Dann löst sich alles auf nur in Gewalt,
Gewalt in Willkür, Willkür in Begier;
Und die Begier, ein allgemeiner Wolf,
Zwiefältig stark durch Willkür und Gewalt,
Muß dann die Welt als Beute an sich reißen
Und sich zuletzt verschlingen. Großer König,
Dies Chaos, ist erst Rangordnung erstickt,
Folgt ihrem Mord.
Und dies Nichtachten jeder Rangordnung
Geht rückwärts Schritt für Schritt, indems hinauf
Zu klimmen strebt. Des Oberfeldherrn spottet,
Der unter ihm zunächst, den höhnt der zweite,
Den nächsten dann sein Untrer: so vergiftet
Vom ersten Schritt, der seinem Obern trotzt,
Wird jeder folgende zum neidschen Fieber
Kraftloser, bleicher Nebenbuhlerschaft.
Und solch ein Fieber ists, das Troja schirmt,
Nicht eigne Stärke. Kurz, den Troern schafft
Nur unsre Schwäche Frist, nicht eigne Kraft.
NESTOR
Sehr weislich hat Ulysses uns enthüllt
Die Seuche, an der unsre Macht erkrankt.
AGAMEMNON
Der Krankheit Art hast du durchschaut, Ulysses;
Welch Mittel nun?
ULYSSES
Der Held Achilles, den die Meinung krönt
Als Nerv und rechte Hand des ganzen Heers,
Das Ohr gefüllt mit seinem luftgen Ruhm,
Wird frech und launenhaft und ruht ihm Zelt,
Verspottend unser Tun. Mit ihm Patroklus,
Auf einem Lotterbett, treibt freche Possen
Den lieben langen Tag
Und stellt mit tölpisch lächerlichem Pathos,
Das der Verleumder Nachahmung benennt,
Uns all zur Schau. Manchmal, o großer König,
Agiert er deine höchste Majestat,
Stolzierend wie ein Bühnenheld, des Geist
Im Kniebug wohnt und dens erhaben dünkt,
Der Bretter Schall und hölzern Echo hören,
Wenn er mit steifem Fuß den Boden stampft;
So jämmerlich verdreht und übertrieben
Verzerrt er deine Hoheit. Wenn er spricht,
Klingts wie geborstne Glocken: sinnlos Zeug,
Wie es von Typhons Schlund hervorgebrüllt
Noch Bombast schiene. Bei dem schalen Wust
Liegt breit und faul Achilles auf den Polstern,
Lacht aus der tiefen Brust ihm lauten Beifall,
Ruft: Herrlich! Das ist Agamemnon völlig!

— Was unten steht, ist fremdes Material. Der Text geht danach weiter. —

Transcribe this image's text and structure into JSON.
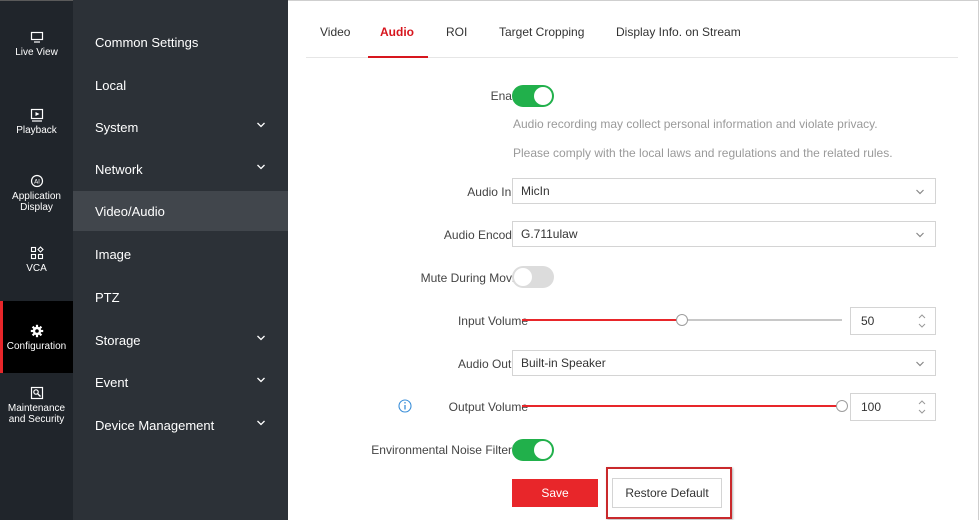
{
  "rail": {
    "items": [
      {
        "label": "Live View",
        "icon": "monitor-icon"
      },
      {
        "label": "Playback",
        "icon": "play-icon"
      },
      {
        "label": "Application Display",
        "icon": "ai-icon"
      },
      {
        "label": "VCA",
        "icon": "grid-icon"
      },
      {
        "label": "Configuration",
        "icon": "gear-icon",
        "active": true
      },
      {
        "label": "Maintenance and Security",
        "icon": "wrench-icon"
      }
    ]
  },
  "menu": {
    "items": [
      {
        "label": "Common Settings",
        "expandable": false
      },
      {
        "label": "Local",
        "expandable": false
      },
      {
        "label": "System",
        "expandable": true
      },
      {
        "label": "Network",
        "expandable": true
      },
      {
        "label": "Video/Audio",
        "expandable": false,
        "active": true
      },
      {
        "label": "Image",
        "expandable": false
      },
      {
        "label": "PTZ",
        "expandable": false
      },
      {
        "label": "Storage",
        "expandable": true
      },
      {
        "label": "Event",
        "expandable": true
      },
      {
        "label": "Device Management",
        "expandable": true
      }
    ]
  },
  "tabs": [
    {
      "label": "Video"
    },
    {
      "label": "Audio",
      "active": true
    },
    {
      "label": "ROI"
    },
    {
      "label": "Target Cropping"
    },
    {
      "label": "Display Info. on Stream"
    }
  ],
  "form": {
    "enable": {
      "label": "Enable",
      "on": true
    },
    "privacy_note_1": "Audio recording may collect personal information and violate privacy.",
    "privacy_note_2": "Please comply with the local laws and regulations and the related rules.",
    "audio_input": {
      "label": "Audio Input",
      "value": "MicIn"
    },
    "audio_encoding": {
      "label": "Audio Encoding",
      "value": "G.711ulaw"
    },
    "mute_during_moving": {
      "label": "Mute During Moving",
      "on": false
    },
    "input_volume": {
      "label": "Input Volume",
      "value": "50",
      "level": 0.5
    },
    "audio_output": {
      "label": "Audio Output",
      "value": "Built-in Speaker"
    },
    "output_volume": {
      "label": "Output Volume",
      "value": "100",
      "level": 1.0
    },
    "noise_filter": {
      "label": "Environmental Noise Filtering",
      "on": true
    }
  },
  "buttons": {
    "save": "Save",
    "restore": "Restore Default"
  },
  "colors": {
    "accent": "#e8262a",
    "toggle_on": "#21b04b"
  }
}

Nun spiel mir Nestor! Räuspre, streich den Bart
Wie er, wenn er zu reden Anstalt macht! –
Er tuts und triffts, wie Nord und Süd sich treffen,
So ähnlich wie Vulkan der Gattin ist,
Doch Freund Achill ruft nochmals: Meisterhaft!

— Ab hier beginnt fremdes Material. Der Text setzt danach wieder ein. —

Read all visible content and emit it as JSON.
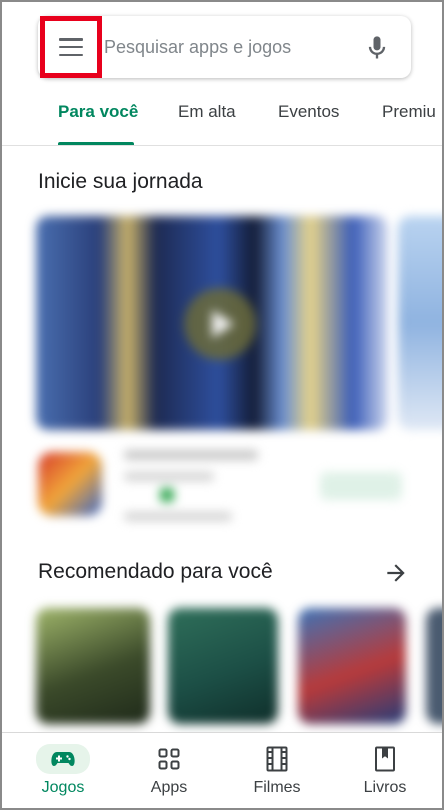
{
  "search": {
    "placeholder": "Pesquisar apps e jogos",
    "menu_icon": "hamburger-menu-icon",
    "mic_icon": "microphone-icon"
  },
  "tabs": [
    {
      "label": "Para você",
      "active": true
    },
    {
      "label": "Em alta",
      "active": false
    },
    {
      "label": "Eventos",
      "active": false
    },
    {
      "label": "Premiu",
      "active": false
    }
  ],
  "sections": {
    "journey_title": "Inicie sua jornada",
    "recommended_title": "Recomendado para você",
    "arrow_icon": "arrow-right-icon"
  },
  "bottom_nav": [
    {
      "label": "Jogos",
      "icon": "gamepad-icon",
      "active": true
    },
    {
      "label": "Apps",
      "icon": "apps-grid-icon",
      "active": false
    },
    {
      "label": "Filmes",
      "icon": "film-icon",
      "active": false
    },
    {
      "label": "Livros",
      "icon": "book-icon",
      "active": false
    }
  ],
  "colors": {
    "accent": "#01875f",
    "highlight_box": "#e8001c",
    "icon_gray": "#5f6368"
  }
}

's ist Nestor ganz! Jetzt spiel ihn mir, Patroklus,
Wie er sich nachts beim Überfall bewaffnet. –
Und dann – wie klein! – muß selbst des Alters Schwachheit
Zur Posse dienen; hustend räuspert er,
Schiebt, krankhaft fuschelnd, an des Panzers Hals
Die Nieten ein und aus, und bei dem Spaß
Stirbt Herr Großmächtig, schreit: Genug, Patroklus!

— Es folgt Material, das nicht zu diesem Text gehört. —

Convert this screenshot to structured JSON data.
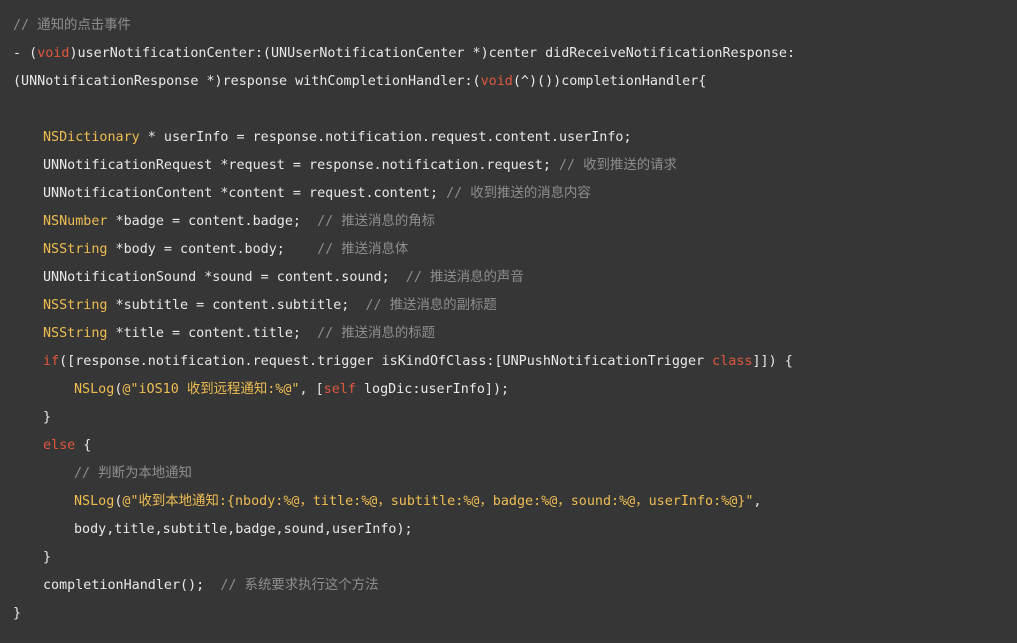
{
  "code_editor": {
    "lines": [
      [
        {
          "t": "comment",
          "v": "// 通知的点击事件"
        }
      ],
      [
        {
          "t": "plain",
          "v": "- ("
        },
        {
          "t": "keyword",
          "v": "void"
        },
        {
          "t": "plain",
          "v": ")userNotificationCenter:(UNUserNotificationCenter *)center didReceiveNotificationResponse:"
        }
      ],
      [
        {
          "t": "plain",
          "v": "(UNNotificationResponse *)response withCompletionHandler:("
        },
        {
          "t": "keyword",
          "v": "void"
        },
        {
          "t": "plain",
          "v": "(^)())completionHandler{"
        }
      ],
      [],
      [
        {
          "t": "type",
          "v": "NSDictionary"
        },
        {
          "t": "plain",
          "v": " * userInfo = response.notification.request.content.userInfo;"
        }
      ],
      [
        {
          "t": "plain",
          "v": "UNNotificationRequest *request = response.notification.request; "
        },
        {
          "t": "comment",
          "v": "// 收到推送的请求"
        }
      ],
      [
        {
          "t": "plain",
          "v": "UNNotificationContent *content = request.content; "
        },
        {
          "t": "comment",
          "v": "// 收到推送的消息内容"
        }
      ],
      [
        {
          "t": "type",
          "v": "NSNumber"
        },
        {
          "t": "plain",
          "v": " *badge = content.badge;  "
        },
        {
          "t": "comment",
          "v": "// 推送消息的角标"
        }
      ],
      [
        {
          "t": "type",
          "v": "NSString"
        },
        {
          "t": "plain",
          "v": " *body = content.body;    "
        },
        {
          "t": "comment",
          "v": "// 推送消息体"
        }
      ],
      [
        {
          "t": "plain",
          "v": "UNNotificationSound *sound = content.sound;  "
        },
        {
          "t": "comment",
          "v": "// 推送消息的声音"
        }
      ],
      [
        {
          "t": "type",
          "v": "NSString"
        },
        {
          "t": "plain",
          "v": " *subtitle = content.subtitle;  "
        },
        {
          "t": "comment",
          "v": "// 推送消息的副标题"
        }
      ],
      [
        {
          "t": "type",
          "v": "NSString"
        },
        {
          "t": "plain",
          "v": " *title = content.title;  "
        },
        {
          "t": "comment",
          "v": "// 推送消息的标题"
        }
      ],
      [
        {
          "t": "keyword",
          "v": "if"
        },
        {
          "t": "plain",
          "v": "([response.notification.request.trigger isKindOfClass:[UNPushNotificationTrigger "
        },
        {
          "t": "keyword",
          "v": "class"
        },
        {
          "t": "plain",
          "v": "]]) {"
        }
      ],
      [
        {
          "t": "type",
          "v": "NSLog"
        },
        {
          "t": "plain",
          "v": "("
        },
        {
          "t": "string",
          "v": "@\"iOS10 收到远程通知:%@\""
        },
        {
          "t": "plain",
          "v": ", ["
        },
        {
          "t": "keyword",
          "v": "self"
        },
        {
          "t": "plain",
          "v": " logDic:userInfo]);"
        }
      ],
      [
        {
          "t": "plain",
          "v": "}"
        }
      ],
      [
        {
          "t": "keyword",
          "v": "else"
        },
        {
          "t": "plain",
          "v": " {"
        }
      ],
      [
        {
          "t": "comment",
          "v": "// 判断为本地通知"
        }
      ],
      [
        {
          "t": "type",
          "v": "NSLog"
        },
        {
          "t": "plain",
          "v": "("
        },
        {
          "t": "string",
          "v": "@\"收到本地通知:{nbody:%@，title:%@，subtitle:%@，badge:%@，sound:%@，userInfo:%@}\""
        },
        {
          "t": "plain",
          "v": ","
        }
      ],
      [
        {
          "t": "plain",
          "v": "body,title,subtitle,badge,sound,userInfo);"
        }
      ],
      [
        {
          "t": "plain",
          "v": "}"
        }
      ],
      [
        {
          "t": "plain",
          "v": "completionHandler();  "
        },
        {
          "t": "comment",
          "v": "// 系统要求执行这个方法"
        }
      ],
      [
        {
          "t": "plain",
          "v": "}"
        }
      ]
    ]
  }
}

Schaff Rippen mir von Stahl, sonst spreng ich alle
Vor übermäßger Lust! – So dient den beiden
All unsre Fähigkeit, Natur, Gestalt,
Besondre Gab und allgemeine Art,
Vollbrachte Tat, Entwurf, Befehl und Plan,
Aufforderung zum Kampf, Antrag um Stillstand,
Erfolg und Mißgeschick, was ist und nicht ist,
Zum Stoff für Albernheit und Parodie.
NESTOR
Und von dem schlimmen Beispiel dieser zwei,
Die, wie Ulysses sagt, die Meinung krönt
Mit Herrscherton, ward mancher angesteckt.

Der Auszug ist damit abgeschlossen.